Lembrando que para os regimes de separação consensual (ou convencional), participação final nos aquestos e comunhão universal de bens é necessário a celebração do pacto antenupcial, que como já informado deve ser feito por escritura pública.
No tocante a possibilidade de mutabilidade do regime de bens, deverá observar os requisitos específicos para a alteração e por tratar-se de inovação legislativa o tema com certeza será objeto de diversas discussões.
Este artigo não tem a intenção de esgotar o tema, todavia, por tratar-se de assunto presente no dia a dia, destina-se a explicar de forma simples as peculiaridades de cada regime e fornecer subsídios para o aprofundamento deste tema.
REFERÊNCIAS
• Braganholo, Beatriz Helena. ‘Casamento Civil: regime de bens e seus reflexos patrimoniais e sucessórios’. Disponível em <https://www2.cjf.jus.br/ojs2/index.php/revcej/article/viewFile/725/905> Acesso em 15/10/2015.
• BRANDÃO, Débora Vanessa Caús. Coleção Professor Agostinho Alvim - Regime de Bens no Novo Código Civil, 2ª edição.

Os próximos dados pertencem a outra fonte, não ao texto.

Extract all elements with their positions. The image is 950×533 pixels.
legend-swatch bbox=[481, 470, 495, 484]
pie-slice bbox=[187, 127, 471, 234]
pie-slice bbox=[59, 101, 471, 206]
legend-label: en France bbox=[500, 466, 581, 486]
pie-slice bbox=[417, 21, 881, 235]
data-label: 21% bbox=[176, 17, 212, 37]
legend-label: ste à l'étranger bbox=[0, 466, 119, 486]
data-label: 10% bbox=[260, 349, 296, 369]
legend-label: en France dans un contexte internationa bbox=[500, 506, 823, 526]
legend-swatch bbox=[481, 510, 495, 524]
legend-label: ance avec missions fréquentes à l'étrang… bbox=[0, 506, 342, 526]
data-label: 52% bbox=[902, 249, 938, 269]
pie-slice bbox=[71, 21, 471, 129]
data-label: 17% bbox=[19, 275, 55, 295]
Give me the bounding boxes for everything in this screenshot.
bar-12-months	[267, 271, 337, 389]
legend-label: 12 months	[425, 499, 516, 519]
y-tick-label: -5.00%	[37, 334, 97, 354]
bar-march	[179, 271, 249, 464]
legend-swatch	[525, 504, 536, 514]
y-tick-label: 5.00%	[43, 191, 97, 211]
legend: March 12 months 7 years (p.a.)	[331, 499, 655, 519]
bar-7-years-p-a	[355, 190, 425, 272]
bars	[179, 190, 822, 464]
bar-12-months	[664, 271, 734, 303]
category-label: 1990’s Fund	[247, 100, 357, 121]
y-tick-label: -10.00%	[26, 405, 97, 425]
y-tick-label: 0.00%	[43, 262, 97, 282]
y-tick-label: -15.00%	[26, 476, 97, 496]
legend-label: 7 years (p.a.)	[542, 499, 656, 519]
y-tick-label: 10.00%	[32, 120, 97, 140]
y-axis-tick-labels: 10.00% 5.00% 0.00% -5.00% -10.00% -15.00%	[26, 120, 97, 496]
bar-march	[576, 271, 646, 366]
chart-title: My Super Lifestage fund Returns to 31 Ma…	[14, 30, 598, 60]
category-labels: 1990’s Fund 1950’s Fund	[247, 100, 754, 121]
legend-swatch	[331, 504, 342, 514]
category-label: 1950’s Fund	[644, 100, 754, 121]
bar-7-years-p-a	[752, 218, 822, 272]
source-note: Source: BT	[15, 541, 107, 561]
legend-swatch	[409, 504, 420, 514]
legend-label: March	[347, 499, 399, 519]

Saraiva, 2008. VitalBook file.
• Cielo, Patrícia Fortes Lopes Donzele; Alves, Cybelle Cardoso. ‘O regime de participação final nos aquestos’. Disponível em <http://jus.com.br/artigos/25823/o-regime-de-participacao-final-nos-aquestos#ixzz3XDoehpYe> Acesso em 15/04/2015.
• FERRAZ, Carolina Valença. Série IDP - Manual do direito homoafetivo, 1ª Edição.. Saraiva, 2013. VitalBook file.
• Gaiotto Filho, Washington Luiz. ‘Partilha de bens na União Estável’. Disponível em <http://washingtongaiotto.jusbrasil.com.br/artigos/111680600/partilha-de-bens-na-uniao-estavel> Acesso em 15/04/2015.
• GONÇALVES, Carlos Roberto. Coleção Sinopses Jurídicas 2 - Direito de Família, 16ª edição. Saraiva, 2011. VitalBook file.
• IVANOV, Simone Orodeschi. União estável: regime patrimonial e direito intertemporal, 2ª edição. Atlas, 2007. VitalBook file.
• Oliveira, Jane Resina F. de. ‘Regime de separação de bens e suas peculiaridades’. Disponível em <http://www.migalhas.com.br/dePeso/16,MI196355,81042-Regime+de+separacao+de+bens+e+suas+peculiaridades> Acesso em 15/04/2015.
• PEREIRA, Caio Mário da Silva. Atual. Tânia da Silva Pereira. Instituições de Direito Civil - Vol. V - Direito de Família, 23ª edição. Forense, 2015. VitalBook file.